Notice, that we premultiply the model and view matrix on the CPU side. We don’t need them individually on the GPU side. If you wonder why we don’t combine the projection matrix as well, it is because we want to use the modelView to transform the normals as well:

eyeSpaceNormal = mat3(modelView) * objectSpaceNormal;

Notice, that in general normals transform different from positions. They should be multiplied by the inverse of the transposed 3×3 part of the modelView matrix. But if we only do uniform scaling and rotations, the above will work, since the rotational part of matrix is orthogonal, and the uniform scaling does not matter if we normalize our normals. But if you do non-uniform scaling in the model matrix, the above will not work.

The raytracer shaders

The raytracing must be done in world coordinates. So in the vertex shader for the raytracer, we need figure out the eye position and ray direction (both in world coordinates) for each pixel. Assume that we render a quad, with the vertices ranging from [-1,-1] to [1,1].

The eye position can be easily found from the formula found under ‘the camera transformation’:

eye = -(modelView[3].xyz)*mat3(modelView);

Similar, by transforming the ranges we found above from eye to world space we get that:

dir = vec3(vertex.x*fov_y_scale*aspect,vertex.y*fov_y_scale,-1.0)
	*mat3(modelView);

where fov_y_scale = tangent(fovY/2) is an uniform calculated on the CPU side.

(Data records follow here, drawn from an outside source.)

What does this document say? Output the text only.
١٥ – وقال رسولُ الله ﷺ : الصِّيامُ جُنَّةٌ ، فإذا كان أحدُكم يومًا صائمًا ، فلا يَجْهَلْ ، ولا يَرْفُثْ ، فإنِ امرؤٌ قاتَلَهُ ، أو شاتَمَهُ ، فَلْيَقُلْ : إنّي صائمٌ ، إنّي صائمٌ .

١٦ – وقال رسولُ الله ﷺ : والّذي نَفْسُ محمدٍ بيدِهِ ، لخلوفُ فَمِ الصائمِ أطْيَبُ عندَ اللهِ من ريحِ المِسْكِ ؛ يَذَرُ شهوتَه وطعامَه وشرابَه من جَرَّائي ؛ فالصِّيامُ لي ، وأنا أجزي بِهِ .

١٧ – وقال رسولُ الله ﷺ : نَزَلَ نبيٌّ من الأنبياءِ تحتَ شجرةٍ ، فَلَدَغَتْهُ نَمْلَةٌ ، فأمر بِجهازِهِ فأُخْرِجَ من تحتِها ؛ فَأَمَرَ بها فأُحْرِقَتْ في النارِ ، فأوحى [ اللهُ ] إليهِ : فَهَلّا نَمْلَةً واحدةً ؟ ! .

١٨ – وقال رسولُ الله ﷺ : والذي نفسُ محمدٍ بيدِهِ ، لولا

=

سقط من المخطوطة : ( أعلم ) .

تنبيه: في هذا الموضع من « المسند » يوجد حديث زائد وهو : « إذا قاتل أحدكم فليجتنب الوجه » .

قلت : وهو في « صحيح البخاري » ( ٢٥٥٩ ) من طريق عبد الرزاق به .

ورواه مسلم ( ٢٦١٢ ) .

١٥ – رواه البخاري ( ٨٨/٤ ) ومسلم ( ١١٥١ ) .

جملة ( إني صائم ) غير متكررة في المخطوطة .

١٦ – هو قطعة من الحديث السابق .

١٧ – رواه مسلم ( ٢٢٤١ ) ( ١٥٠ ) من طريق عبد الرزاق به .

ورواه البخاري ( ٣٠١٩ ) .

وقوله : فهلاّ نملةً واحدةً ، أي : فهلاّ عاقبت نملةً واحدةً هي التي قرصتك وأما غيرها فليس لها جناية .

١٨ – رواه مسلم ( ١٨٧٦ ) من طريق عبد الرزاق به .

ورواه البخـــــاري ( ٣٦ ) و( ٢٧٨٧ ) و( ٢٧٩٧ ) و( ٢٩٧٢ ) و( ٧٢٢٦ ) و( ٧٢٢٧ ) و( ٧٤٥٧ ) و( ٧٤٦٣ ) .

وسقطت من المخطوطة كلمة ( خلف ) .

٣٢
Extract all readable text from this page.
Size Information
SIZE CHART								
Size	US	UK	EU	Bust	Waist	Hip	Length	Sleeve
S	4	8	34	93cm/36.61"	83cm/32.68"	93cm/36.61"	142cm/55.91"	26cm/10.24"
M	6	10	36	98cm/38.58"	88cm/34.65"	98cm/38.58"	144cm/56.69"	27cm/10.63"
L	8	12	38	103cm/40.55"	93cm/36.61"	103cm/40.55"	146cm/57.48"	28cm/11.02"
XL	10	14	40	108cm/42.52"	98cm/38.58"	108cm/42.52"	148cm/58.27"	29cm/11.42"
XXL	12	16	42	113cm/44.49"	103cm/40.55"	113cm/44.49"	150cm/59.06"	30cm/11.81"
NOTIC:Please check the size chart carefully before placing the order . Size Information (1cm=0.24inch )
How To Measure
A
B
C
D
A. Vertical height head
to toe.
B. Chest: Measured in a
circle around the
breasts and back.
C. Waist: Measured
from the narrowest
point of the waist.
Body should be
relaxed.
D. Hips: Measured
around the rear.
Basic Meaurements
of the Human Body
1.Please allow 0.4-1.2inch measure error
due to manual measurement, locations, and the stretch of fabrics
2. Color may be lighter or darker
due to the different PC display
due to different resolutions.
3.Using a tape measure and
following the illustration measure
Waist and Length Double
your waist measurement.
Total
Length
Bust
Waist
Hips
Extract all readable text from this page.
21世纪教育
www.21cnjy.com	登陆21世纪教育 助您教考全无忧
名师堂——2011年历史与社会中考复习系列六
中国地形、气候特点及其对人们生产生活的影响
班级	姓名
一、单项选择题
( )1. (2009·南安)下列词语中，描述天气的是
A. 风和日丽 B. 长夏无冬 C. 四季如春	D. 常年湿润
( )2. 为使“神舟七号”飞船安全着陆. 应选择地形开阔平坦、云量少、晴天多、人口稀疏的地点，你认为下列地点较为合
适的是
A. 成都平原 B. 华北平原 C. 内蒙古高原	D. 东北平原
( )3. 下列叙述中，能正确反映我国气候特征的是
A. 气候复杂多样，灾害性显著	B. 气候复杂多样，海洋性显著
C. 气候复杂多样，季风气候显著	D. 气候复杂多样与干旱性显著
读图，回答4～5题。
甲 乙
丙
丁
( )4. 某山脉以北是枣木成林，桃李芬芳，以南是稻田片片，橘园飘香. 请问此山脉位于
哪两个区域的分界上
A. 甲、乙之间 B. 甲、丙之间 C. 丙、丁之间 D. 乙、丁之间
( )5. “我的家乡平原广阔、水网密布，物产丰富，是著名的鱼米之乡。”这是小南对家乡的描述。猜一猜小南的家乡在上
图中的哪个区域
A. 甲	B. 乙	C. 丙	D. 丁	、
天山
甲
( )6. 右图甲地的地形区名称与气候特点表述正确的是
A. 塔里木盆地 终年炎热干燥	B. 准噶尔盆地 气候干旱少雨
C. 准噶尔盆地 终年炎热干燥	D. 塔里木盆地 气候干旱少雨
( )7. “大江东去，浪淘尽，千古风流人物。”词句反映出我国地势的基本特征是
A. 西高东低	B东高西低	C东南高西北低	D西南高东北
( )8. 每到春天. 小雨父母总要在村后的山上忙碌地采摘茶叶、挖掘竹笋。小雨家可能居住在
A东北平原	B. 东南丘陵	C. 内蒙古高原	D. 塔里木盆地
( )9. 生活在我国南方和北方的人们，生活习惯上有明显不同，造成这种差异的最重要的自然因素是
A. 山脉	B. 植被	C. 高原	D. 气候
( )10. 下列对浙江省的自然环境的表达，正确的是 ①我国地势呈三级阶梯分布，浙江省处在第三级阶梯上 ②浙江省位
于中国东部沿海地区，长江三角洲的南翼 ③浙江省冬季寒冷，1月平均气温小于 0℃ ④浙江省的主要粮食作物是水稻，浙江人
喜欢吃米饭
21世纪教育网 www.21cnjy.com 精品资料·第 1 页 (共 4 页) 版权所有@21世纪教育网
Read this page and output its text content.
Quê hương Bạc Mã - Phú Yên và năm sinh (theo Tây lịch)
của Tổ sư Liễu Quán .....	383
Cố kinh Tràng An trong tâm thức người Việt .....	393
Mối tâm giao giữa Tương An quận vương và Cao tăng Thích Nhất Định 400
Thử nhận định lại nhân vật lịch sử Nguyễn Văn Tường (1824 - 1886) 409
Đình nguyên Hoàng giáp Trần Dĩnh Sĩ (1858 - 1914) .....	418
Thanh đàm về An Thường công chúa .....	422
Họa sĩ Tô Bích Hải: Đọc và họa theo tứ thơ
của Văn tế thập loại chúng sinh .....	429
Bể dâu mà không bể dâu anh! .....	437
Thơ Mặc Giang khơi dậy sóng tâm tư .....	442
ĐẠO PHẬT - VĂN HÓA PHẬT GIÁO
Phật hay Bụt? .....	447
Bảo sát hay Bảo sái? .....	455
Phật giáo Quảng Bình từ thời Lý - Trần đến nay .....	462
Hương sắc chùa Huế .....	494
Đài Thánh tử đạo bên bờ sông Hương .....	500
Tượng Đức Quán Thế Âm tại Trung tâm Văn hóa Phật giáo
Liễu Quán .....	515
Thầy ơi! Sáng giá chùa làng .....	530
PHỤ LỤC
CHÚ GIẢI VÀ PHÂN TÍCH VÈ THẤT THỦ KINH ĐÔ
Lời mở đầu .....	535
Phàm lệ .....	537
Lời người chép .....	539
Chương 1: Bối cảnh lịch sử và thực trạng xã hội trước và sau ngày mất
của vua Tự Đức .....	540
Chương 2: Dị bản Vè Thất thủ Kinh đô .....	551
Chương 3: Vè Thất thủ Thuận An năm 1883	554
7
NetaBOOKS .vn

Normally, OpenGL takes care of filling the z-buffer. But for raytracing, we have to do it manually, which can be done by writing to gl_fragDepth. Now, the ray tracing takes place in world coordinates: we are tracing from the eye position and into the camera-forward direction (mixed with camera-up and camera-right). But we need the z-coordinate of the hit position in eye coordinates. The raytracing is of the form:

vec3 hit = p + rayDirection * distance; // hit in world coords

Converting the hit point to eye coordinates gives (the p and q terms cancel):

eyeHitZ = -distance * dot(rayDirection * cameraForward);

which in clip coordinates becomes:

clip.z = [(zF+zN)/(zN-zF)]*eyeHitZ +  (2*zF*zN)/(zN-zF);
clip.w = -eyeHitZ;

Making the perspective divide, we arrive at normalized device coordinates:

ndcDepth = ((zF+zN) + (2*zF*zN)/eyeHitZ)/(zF-zN)

The ncdDepth is in the interval [-1;1]. The last step that remains is to convert into window coordinates. Here the depth value is mapped onto an interval determined by the gl_DepthRange.near and gl_DepthRange.far parameters (usually these are just 0 and 1). So finally we arrive at the following:

gl_FragDepth =((gl_DepthRange.diff * ndcDepth) + gl_DepthRange.near + gl_DepthRange.far) / 2.0;

Putting the pieces together, we arrive at the following for the ray tracing vertex shader:

void main(void)
{
  gl_Position = vertex;
  eye = -(modelView[3].xyz)*mat3(modelView);
  dir = vec3(vertex.x*fov_y_scale*aspect,vertex.y*fov_y_scale,-1.0)
			*mat3(modelView);
  cameraForward = vec3(0,0,-1.0)*mat3(modelView);
}

and this code for the fragment shader:

void main (void)
{
  vec3 rayDirection=normalize(dir);
  trace(eye,rayDirection, distance, color);
  fragColor = color;
  float eyeHitZ = -distance *dot(cameraForward,rayDirection);
  float ndcDepth = ((zFar+zNear) + (2.0*zFar*zNear)/eyeHitZ)
		/(zFar-zNear);
  gl_FragDepth =((gl_DepthRange.diff * ndcDepth) 
		+ gl_DepthRange.near + gl_DepthRange.far) / 2.0;
}

The above is of course just snippets. I’m currently experimenting with a Java/JOGL implementation of the above (Github repo), with some more complete code.